The Department received an application for carer’s benefit from the person in question on 26 October 2012. Under the provisions of carer’s benefit and carer’s leave legislation, a person claiming carer’s benefit may take up limited employment outside the home for up to 15 hours per week. Earnings from this limited employment cannot exceed €332.50 per week.

The employer confirmed that the person in question was working within the limited hours and earnings per week and carer’s benefit was awarded from 10 January 2013 to 7 January 2015. Following a control check, involving an investigation by a social welfare inspector (SWI) it was established that the person concerned works less than 15 hours per week apart from one week per month when the person in question works 4 consecutive nights. Both the hourly limit and earnings limit for these particular weeks are exceeded.

Carer’s benefit legislation states that a person who, having been in receipt of carer’s benefit for less than 6 weeks, ceases to be entitled to that benefit they shall be disqualified for receipt of carer’s benefit for 6 weeks from the last day for which he or she was entitled to the benefit.
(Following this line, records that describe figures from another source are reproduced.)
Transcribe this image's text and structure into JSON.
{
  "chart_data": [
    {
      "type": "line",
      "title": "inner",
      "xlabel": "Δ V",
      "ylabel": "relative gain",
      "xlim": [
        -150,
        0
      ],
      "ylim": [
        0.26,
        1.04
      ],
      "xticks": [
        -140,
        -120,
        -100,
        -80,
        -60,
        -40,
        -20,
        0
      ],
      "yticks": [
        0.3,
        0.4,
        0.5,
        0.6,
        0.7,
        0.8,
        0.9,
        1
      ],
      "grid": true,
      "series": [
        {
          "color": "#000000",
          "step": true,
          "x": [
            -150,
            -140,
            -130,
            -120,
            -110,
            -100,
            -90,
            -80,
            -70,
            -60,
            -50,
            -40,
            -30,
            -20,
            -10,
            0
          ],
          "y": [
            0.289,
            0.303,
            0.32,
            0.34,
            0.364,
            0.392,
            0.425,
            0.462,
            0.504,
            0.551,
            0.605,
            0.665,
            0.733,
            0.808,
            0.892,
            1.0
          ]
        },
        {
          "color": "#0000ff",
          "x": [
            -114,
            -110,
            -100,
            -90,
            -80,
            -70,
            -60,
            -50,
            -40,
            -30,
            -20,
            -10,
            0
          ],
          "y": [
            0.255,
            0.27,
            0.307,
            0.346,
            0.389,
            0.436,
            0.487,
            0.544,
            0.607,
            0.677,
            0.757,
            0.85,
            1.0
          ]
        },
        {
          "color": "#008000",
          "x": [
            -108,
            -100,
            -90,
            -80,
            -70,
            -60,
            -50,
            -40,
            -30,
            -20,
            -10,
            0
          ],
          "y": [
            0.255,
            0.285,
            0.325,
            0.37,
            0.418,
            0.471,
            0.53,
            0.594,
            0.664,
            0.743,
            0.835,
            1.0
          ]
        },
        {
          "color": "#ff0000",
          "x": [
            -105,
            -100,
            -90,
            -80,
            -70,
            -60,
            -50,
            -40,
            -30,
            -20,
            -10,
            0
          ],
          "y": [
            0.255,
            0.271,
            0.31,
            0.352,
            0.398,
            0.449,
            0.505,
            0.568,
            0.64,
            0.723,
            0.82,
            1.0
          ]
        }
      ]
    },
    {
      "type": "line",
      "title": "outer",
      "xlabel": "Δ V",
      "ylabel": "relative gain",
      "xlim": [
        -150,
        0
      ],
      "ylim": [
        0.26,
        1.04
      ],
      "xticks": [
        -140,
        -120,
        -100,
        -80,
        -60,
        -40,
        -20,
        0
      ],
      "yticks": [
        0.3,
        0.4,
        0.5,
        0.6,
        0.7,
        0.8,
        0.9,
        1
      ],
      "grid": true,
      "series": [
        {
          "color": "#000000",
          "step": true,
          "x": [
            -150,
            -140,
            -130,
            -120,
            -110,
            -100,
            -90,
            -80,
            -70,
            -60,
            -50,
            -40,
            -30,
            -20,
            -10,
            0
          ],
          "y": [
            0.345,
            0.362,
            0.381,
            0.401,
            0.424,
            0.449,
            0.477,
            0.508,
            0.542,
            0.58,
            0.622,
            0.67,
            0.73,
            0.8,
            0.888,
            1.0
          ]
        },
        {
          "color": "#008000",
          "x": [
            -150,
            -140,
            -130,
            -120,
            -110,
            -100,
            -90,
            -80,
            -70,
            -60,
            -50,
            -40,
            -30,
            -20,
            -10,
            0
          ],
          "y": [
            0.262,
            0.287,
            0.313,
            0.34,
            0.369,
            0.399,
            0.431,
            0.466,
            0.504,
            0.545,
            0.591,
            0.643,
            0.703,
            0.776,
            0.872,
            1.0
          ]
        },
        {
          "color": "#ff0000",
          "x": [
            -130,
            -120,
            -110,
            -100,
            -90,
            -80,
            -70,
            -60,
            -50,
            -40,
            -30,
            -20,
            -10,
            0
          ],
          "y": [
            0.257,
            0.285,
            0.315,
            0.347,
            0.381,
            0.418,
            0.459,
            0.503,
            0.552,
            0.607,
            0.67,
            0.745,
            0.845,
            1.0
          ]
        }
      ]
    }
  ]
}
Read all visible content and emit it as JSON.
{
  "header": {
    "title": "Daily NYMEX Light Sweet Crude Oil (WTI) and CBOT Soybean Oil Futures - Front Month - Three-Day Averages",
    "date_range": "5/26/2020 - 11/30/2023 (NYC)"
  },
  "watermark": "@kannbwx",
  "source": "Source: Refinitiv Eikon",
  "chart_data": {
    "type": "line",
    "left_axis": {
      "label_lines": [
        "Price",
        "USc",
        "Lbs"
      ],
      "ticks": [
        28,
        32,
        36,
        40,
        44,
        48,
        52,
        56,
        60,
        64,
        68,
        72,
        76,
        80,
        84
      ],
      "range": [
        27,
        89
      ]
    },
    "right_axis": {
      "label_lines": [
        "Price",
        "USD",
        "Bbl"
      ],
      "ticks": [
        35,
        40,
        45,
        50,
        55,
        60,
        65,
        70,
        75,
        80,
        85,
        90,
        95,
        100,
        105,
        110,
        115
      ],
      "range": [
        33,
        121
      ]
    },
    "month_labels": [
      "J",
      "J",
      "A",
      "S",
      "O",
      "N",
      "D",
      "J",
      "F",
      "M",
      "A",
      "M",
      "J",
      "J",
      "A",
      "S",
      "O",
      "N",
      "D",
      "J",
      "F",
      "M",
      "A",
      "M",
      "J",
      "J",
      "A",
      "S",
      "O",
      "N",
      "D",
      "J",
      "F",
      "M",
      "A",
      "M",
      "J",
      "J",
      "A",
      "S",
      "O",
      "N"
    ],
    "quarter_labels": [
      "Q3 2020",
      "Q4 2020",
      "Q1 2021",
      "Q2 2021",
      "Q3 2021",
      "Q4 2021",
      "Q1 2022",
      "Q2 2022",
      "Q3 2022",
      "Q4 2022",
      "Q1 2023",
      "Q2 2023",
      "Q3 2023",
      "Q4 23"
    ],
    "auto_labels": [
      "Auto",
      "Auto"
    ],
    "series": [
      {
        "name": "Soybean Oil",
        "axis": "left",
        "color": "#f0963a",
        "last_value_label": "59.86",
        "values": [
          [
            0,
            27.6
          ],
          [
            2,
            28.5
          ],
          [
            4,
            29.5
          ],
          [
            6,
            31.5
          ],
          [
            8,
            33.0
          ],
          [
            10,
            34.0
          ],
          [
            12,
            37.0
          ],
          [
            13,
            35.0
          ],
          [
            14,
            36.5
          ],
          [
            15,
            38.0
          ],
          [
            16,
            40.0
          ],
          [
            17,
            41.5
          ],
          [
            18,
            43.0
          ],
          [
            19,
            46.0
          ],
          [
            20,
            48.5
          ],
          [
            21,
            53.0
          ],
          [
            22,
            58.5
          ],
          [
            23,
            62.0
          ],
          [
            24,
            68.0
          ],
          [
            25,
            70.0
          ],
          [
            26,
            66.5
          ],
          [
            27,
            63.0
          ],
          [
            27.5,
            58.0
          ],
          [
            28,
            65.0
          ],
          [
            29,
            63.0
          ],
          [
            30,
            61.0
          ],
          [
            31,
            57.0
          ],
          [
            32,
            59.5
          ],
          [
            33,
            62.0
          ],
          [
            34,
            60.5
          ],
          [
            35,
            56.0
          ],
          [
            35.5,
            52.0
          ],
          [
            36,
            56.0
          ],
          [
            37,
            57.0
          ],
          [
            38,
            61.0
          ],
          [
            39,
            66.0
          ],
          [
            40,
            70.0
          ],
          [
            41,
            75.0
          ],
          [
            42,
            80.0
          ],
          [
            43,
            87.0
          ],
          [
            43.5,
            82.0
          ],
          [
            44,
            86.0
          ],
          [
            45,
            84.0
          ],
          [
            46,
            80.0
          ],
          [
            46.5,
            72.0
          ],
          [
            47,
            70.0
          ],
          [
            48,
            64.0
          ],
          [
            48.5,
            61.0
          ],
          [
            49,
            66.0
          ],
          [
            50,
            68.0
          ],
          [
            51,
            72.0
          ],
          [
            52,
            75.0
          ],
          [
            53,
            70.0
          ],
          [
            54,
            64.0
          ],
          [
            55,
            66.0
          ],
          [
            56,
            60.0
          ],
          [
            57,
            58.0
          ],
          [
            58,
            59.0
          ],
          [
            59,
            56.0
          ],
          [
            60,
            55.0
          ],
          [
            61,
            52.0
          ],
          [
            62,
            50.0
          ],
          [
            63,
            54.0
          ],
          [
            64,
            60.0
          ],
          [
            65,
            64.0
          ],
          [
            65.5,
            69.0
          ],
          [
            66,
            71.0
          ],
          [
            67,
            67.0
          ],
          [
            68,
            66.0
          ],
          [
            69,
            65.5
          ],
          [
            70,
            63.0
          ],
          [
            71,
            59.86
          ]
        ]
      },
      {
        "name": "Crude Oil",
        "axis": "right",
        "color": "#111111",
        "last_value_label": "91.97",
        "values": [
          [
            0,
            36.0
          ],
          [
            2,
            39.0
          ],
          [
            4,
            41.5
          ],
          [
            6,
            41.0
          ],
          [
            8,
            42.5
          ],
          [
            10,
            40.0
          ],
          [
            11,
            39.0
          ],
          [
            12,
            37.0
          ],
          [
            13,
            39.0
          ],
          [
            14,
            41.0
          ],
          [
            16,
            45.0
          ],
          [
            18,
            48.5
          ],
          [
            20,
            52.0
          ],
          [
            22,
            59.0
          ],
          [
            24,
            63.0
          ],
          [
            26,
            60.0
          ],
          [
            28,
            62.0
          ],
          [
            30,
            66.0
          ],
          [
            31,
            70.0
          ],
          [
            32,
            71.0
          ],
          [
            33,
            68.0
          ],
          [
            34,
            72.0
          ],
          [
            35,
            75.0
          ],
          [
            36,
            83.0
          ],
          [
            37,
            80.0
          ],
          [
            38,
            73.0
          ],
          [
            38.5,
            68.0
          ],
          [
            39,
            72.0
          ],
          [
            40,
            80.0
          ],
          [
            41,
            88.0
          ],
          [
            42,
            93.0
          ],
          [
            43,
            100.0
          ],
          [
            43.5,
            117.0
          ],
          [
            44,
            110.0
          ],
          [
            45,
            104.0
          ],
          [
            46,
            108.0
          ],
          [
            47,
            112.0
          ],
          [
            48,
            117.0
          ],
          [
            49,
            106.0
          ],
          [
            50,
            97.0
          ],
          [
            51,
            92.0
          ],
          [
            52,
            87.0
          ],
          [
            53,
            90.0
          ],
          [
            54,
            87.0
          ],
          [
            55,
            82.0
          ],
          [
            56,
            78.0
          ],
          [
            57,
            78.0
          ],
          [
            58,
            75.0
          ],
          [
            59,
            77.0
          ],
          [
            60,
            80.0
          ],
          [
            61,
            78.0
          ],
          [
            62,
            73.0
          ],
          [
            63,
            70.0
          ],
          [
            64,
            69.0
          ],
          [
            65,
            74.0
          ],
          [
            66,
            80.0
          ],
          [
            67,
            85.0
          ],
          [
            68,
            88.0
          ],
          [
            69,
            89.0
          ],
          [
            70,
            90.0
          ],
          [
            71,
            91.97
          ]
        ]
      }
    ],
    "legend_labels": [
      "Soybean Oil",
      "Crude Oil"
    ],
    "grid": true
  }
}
Therefore, where a person does not satisfy the conditions for receipt of carer’s benefit for 1 week out of every 4, they are also deemed not to satisfy the conditions for the other 3 weeks.

On 11 December 2013 a letter was issued to the person concerned outlining the circumstances as the Department sees them and the consequences of those circumstances and giving them the opportunity to present their own case in response. To date no reply has been received.